Finì al pronto soccorso dell’ospedale Santa Maria della Speranza di Battipaglia in condizioni disperate perché la sua mamma, tossicodipendente, gli aveva somministrato sin dalla nascita del metadone per far fronte alle crisi di astinenza del neonato.
Era l’estate 2019 e il piccolo aveva appena 50 giorni: a distanza di quattro anni, quella vicenda per la quale il bambino è prima finito in una struttura e poi è stato affidato ad una famiglia, sta cominciando a chiarirsi davanti ai giudici.
Il processo a carico dei genitori, un 35enne marocchino e una 37enne georgiana da anni residenti a Battipaglia accusati entrambi di aver somministrato al figlioletto sostanze oppiacee, è entrato nel vivo con la testimonianza di un medico del dipartimento dipendenze patologiche dell’ospedale di Battipaglia che fu consultato in occasione del ricovero del bambino. Il professionista ha confermato la presenza del metadone nel sangue del neonato, come riscontrato in seguito alle analisi effettuate. Ha inoltre sostenuto che, in generale, quando un bambino assorbe sostanze stupefacenti dal feto materno, alla nascita può avere crisi di astinenza. È stato questo il caso del piccolo battipagliese i cui interessi sono rappresentati nel processo dall’avvocato Luca Monaco (gli imputati sono invece difesi dagli avvocati Fava e Inghilleri). «In questi casi - ha spiegato il medico - proprio per far fronte alle crisi di astinenza è prevista dopo la nascita la somministrazione di piccole dosi di metadone, da diminuire gradualmente nel tempo».
I fatti risalgono al periodo compreso tra giugno e luglio 2019 ma vennero a galla solo la notte del 28 luglio quando i genitori del piccolo, resisi conto che il bambino era in preda ad una crisi più forte del solito, capirono che da soli non avrebbero potuto salvargli la vita.
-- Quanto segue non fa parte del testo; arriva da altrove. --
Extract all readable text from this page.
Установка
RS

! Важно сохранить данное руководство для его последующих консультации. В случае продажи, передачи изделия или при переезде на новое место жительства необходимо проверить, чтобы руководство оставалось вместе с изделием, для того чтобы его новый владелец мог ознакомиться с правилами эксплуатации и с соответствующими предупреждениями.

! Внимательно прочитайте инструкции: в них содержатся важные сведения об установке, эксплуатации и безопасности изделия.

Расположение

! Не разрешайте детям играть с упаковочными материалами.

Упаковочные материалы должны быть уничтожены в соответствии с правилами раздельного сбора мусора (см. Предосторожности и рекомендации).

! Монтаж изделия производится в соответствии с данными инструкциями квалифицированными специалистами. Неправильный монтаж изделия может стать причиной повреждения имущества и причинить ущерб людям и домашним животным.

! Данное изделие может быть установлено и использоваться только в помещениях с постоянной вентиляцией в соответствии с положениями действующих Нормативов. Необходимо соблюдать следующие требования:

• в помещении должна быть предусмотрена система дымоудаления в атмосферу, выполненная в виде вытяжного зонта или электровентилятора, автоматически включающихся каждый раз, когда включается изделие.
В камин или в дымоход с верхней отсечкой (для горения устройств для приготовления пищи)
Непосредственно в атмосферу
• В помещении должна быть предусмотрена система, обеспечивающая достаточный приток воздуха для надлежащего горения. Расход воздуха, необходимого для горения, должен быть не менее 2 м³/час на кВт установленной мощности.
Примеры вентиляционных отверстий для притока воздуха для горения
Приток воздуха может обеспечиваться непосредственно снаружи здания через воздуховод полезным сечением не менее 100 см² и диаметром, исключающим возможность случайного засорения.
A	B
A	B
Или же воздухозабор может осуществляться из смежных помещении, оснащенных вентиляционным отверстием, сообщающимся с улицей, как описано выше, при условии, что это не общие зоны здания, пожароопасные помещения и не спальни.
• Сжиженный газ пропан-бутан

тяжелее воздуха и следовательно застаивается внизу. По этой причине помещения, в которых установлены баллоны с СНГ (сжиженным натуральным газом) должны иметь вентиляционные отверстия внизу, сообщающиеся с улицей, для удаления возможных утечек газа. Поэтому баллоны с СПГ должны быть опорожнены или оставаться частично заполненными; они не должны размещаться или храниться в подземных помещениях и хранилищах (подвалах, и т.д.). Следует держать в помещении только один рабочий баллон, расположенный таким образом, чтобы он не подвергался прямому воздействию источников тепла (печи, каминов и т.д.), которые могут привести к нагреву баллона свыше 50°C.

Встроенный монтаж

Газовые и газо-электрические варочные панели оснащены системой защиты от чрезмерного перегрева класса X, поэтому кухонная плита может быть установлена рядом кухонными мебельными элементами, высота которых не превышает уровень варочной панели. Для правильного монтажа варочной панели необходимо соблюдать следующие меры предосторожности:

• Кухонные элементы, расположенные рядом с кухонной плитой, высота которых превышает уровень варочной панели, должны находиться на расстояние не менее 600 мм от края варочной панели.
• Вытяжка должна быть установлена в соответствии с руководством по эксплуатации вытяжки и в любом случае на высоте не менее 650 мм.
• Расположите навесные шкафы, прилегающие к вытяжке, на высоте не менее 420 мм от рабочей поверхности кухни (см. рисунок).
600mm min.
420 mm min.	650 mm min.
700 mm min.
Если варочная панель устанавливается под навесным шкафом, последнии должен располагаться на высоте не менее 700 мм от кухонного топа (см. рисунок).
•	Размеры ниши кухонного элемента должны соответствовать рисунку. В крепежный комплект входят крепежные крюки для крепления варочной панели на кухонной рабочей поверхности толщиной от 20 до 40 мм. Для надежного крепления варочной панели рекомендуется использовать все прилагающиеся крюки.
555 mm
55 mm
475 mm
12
Così portarono il neonato al pronto soccorso di Battipaglia dove, proprio la madre, spiegò ai medici di aver somministrato al figlio del metadone per calmare le sue crisi di astinenza. Il neonato fu salvato in extremis e, immediatamente, la Procura aprì un fascicolo, uno presso il tribunale ordinario, l’altro presso il tribunale per i minorenni, per far luce su tutti gli aspetti della vicenda. Le indagini permisero subito di accertare che la madre del bambino, affetta da gravi problemi di tossicodipendenza, aveva partorito circa due mesi prima in casa anche perché era priva del permesso di soggiorno e dei regolari documenti.